While this particular quote from the Fort Scott Democrat in 1860 describes the sight produced by farmers burning off their fields, residents at Fort Scott in the 1840s would have witnessed similar scenes with fires caused by lightning and other natural forces. In the 19th century, naturally caused fires were quite common on the prairie and consumed vast acreages of land. Fire is good for the prairie because it gets rid of old growth, prevents undesirable species from getting a foot hold, puts valuable nutrients back into the soil, and makes conditions favorable for a new regime of plant life to prosper. Today, the National Park Service practices controlled or prescribed burning at Fort Scott to achieve these objectives.

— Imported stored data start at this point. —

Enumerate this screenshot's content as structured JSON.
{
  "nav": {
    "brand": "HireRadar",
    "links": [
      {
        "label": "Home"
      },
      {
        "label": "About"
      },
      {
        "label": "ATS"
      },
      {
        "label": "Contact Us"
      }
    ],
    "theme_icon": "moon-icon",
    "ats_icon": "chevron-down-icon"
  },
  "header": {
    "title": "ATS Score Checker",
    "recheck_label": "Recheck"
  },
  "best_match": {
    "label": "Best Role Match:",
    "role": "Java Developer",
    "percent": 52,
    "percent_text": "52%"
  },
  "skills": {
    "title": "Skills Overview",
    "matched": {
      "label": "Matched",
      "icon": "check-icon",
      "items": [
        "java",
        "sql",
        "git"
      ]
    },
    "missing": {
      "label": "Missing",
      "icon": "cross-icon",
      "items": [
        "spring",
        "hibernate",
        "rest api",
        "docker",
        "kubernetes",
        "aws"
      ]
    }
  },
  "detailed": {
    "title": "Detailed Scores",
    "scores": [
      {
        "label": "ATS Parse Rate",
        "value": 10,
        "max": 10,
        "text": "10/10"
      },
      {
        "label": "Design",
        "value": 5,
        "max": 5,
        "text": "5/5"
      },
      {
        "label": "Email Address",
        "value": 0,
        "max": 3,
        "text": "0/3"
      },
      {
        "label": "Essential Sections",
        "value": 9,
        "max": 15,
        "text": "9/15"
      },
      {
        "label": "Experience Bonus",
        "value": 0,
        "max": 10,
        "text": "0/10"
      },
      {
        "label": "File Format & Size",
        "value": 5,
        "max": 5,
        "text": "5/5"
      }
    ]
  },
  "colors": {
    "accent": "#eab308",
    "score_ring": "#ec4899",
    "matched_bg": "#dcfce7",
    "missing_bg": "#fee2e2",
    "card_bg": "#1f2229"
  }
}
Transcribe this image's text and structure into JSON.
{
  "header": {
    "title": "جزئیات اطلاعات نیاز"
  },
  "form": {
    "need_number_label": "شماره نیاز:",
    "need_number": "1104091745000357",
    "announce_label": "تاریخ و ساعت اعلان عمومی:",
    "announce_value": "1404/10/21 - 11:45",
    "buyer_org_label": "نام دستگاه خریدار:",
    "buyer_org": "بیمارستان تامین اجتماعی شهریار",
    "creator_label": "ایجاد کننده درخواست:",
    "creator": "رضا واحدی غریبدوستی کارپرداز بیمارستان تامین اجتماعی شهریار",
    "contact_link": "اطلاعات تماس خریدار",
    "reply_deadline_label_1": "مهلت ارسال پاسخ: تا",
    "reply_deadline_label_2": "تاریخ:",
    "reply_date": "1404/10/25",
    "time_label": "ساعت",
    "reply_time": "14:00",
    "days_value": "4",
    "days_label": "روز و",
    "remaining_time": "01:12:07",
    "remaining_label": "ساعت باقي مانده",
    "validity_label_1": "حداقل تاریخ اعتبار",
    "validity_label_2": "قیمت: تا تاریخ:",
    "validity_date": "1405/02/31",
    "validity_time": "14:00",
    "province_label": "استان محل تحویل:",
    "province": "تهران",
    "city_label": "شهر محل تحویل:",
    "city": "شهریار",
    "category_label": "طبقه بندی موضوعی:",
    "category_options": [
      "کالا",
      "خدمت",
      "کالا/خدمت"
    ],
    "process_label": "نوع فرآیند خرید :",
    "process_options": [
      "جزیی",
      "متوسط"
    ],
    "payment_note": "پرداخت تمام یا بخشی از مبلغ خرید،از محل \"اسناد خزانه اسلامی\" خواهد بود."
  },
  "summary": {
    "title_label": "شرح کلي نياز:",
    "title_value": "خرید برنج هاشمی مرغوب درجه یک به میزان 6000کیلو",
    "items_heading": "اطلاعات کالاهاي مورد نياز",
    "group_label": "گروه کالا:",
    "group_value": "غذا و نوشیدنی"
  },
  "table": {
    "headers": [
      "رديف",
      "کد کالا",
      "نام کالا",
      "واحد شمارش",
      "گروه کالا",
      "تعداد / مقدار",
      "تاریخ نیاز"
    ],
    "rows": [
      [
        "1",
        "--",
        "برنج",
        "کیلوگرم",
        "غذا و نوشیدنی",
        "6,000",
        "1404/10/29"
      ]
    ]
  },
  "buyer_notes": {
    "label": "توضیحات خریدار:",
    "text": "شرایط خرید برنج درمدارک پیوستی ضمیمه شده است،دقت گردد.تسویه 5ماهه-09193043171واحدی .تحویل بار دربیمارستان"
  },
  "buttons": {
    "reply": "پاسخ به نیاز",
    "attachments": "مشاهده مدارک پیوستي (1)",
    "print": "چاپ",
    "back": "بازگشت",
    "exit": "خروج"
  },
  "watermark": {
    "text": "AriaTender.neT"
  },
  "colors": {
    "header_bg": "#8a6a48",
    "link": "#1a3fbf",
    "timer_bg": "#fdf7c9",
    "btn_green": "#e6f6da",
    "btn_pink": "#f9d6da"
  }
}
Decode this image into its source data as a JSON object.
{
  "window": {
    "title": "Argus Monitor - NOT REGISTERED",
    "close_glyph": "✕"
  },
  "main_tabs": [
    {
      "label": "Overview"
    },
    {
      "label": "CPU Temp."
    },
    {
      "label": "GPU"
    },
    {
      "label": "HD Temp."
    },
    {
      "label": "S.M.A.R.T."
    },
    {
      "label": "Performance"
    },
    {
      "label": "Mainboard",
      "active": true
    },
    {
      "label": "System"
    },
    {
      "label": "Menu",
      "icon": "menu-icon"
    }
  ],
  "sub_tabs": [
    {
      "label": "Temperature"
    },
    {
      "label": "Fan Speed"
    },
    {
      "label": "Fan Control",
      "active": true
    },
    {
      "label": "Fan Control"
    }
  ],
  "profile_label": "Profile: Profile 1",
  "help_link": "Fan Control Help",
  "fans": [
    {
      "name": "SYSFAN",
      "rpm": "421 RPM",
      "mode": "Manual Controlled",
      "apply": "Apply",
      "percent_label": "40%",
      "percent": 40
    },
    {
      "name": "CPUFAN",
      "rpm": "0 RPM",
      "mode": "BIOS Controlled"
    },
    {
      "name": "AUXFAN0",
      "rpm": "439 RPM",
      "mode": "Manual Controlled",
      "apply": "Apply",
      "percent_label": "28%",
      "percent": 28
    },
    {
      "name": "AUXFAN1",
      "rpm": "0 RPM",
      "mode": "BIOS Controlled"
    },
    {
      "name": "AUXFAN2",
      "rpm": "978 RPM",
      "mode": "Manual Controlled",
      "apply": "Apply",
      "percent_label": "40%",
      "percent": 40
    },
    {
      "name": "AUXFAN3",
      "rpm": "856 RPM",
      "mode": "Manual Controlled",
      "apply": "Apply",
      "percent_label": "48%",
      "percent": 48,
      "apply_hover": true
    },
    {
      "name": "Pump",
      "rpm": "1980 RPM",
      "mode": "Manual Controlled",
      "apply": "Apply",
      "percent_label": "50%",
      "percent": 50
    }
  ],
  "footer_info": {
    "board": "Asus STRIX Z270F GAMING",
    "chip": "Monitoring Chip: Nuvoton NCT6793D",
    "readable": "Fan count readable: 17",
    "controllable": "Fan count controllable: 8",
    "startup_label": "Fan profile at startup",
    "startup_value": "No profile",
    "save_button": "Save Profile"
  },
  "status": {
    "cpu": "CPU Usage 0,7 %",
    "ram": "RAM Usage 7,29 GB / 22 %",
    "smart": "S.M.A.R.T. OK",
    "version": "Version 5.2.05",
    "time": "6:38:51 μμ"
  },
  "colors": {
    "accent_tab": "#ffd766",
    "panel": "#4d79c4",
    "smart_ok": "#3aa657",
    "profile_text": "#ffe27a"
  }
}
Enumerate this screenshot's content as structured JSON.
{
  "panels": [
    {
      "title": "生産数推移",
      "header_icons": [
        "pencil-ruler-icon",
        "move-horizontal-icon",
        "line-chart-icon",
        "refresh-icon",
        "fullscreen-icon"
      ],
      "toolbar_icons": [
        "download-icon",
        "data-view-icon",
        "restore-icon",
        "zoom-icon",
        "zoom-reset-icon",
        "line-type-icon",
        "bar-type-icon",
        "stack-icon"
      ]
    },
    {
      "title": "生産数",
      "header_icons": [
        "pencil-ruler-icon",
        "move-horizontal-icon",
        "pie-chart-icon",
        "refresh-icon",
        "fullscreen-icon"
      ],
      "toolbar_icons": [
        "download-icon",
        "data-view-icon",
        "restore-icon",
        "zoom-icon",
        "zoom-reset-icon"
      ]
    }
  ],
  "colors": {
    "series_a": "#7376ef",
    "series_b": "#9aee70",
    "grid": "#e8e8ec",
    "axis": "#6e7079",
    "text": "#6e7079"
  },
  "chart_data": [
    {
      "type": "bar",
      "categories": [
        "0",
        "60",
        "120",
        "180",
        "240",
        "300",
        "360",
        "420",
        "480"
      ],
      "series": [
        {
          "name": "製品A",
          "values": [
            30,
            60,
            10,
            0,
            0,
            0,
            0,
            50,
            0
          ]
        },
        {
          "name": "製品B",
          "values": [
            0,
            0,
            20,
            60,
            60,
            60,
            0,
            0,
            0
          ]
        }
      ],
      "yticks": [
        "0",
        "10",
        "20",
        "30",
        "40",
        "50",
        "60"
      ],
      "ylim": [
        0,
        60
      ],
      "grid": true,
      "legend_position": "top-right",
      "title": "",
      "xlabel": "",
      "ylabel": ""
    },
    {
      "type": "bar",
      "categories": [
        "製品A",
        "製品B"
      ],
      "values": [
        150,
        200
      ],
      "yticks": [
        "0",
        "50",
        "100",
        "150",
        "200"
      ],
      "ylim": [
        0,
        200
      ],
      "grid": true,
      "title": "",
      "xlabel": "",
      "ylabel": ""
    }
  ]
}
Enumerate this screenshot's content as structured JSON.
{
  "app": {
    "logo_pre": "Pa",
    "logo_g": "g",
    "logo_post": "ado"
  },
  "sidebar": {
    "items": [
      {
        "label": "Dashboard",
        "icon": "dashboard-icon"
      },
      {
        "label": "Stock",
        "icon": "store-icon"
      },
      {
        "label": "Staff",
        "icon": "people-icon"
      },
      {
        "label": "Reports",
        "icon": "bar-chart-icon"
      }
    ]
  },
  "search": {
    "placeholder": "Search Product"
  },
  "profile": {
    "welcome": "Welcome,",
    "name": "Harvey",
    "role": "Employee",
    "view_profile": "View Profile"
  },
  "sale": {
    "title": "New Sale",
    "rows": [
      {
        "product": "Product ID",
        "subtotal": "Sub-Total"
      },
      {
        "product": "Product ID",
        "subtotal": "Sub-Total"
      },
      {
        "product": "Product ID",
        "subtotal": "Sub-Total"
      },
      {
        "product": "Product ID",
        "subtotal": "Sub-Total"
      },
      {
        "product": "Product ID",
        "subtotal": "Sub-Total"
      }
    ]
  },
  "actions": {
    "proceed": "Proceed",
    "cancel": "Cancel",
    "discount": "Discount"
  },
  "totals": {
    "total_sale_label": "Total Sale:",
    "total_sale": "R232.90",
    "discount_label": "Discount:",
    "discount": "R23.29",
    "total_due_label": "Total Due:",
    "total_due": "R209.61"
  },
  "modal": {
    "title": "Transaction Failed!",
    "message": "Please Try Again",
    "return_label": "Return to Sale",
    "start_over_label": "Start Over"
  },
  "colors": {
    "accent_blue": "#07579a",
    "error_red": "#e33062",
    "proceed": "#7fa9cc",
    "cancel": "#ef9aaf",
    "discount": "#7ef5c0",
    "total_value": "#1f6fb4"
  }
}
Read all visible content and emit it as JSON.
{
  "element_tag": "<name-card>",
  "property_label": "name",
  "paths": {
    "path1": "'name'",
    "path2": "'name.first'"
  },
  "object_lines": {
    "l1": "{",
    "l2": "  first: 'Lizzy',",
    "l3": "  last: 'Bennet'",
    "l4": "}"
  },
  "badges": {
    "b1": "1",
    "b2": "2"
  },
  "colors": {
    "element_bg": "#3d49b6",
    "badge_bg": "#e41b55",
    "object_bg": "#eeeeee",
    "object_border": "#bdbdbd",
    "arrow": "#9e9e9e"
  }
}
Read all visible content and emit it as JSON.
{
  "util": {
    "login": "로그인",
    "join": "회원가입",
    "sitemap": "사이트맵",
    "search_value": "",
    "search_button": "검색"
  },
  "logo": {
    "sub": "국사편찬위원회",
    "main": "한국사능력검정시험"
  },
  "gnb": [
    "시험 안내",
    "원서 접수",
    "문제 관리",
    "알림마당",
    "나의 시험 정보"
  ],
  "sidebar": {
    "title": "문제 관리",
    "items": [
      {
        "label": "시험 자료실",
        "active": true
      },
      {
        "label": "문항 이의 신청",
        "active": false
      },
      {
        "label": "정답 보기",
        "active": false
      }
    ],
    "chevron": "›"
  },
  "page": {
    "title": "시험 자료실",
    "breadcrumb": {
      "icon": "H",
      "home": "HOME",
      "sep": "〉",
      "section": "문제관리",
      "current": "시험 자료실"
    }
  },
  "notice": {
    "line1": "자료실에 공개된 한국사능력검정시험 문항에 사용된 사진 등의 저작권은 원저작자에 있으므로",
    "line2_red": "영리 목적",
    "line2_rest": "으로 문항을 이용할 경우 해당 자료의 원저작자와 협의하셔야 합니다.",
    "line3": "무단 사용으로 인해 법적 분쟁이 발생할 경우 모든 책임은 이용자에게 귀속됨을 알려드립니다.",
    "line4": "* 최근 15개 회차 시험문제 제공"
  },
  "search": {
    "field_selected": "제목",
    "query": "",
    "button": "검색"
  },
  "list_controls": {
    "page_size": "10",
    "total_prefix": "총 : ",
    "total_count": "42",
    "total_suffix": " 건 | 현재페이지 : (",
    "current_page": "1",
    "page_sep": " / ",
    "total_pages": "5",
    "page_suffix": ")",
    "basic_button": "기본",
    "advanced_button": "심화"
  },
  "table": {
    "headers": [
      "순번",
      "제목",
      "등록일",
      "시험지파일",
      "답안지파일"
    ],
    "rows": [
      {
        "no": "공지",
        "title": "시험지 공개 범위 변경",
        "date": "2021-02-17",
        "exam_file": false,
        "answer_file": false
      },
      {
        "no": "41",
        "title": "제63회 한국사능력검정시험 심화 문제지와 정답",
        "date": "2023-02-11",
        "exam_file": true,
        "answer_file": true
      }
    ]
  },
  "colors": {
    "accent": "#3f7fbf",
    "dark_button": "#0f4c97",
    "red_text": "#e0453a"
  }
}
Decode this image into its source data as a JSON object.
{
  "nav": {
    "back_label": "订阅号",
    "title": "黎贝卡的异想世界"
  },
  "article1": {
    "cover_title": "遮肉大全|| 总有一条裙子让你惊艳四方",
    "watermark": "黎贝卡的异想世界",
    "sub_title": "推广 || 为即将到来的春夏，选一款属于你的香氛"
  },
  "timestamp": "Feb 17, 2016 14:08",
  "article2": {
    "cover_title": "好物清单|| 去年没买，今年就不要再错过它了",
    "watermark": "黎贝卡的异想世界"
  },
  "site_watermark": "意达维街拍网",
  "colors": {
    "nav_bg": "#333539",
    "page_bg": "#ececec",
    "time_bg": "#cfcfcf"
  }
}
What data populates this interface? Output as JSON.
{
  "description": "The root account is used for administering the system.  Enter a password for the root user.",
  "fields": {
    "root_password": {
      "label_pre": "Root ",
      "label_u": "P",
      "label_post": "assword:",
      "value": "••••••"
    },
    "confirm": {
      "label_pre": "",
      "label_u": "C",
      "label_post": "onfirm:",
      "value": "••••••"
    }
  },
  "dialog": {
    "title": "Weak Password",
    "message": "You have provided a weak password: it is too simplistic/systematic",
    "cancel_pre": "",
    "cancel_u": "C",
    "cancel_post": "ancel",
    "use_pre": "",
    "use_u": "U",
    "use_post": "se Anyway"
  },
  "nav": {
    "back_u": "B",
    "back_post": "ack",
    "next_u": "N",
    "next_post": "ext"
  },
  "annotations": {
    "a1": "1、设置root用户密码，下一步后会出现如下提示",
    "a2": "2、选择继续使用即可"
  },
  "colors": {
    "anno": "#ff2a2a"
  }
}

Climate is another element that affects life forces on the prairie and the different seasons bring various changes. Spring rains bring rich green grasses and a pallette of colors spattered across the land as wildflowers wave their heads in the wind and dance to the rhythm of thunderstorms that are frequently heard during this season. Summertime means hot and dry conditions which by fall can transform the prairie into a tinderbox ripe for consumption by fire. Wintertime brings renewal. The prairie plants lay dormant under an often frozen layer of topsoil. Yet while they are in hibernation, the prairie is being rejuvenated safely nestled underground, to rise again to its full splendor as the life cycle begins anew.
Other environmental factors that influence the natural and cultural resources at the site include invasive species such as Johnson grass and woody plants which often assail the prairie; park staff works to keep these plants eradicated. Insects can be harmful to museum objects and to trees. Trees are also susceptible to disease, wood rot and storm damage. The site is built on a bluff; erosion along its slope has caused some loss of park property. Highways, railroads, and construction have impacted the site's historic scenery and soundscape.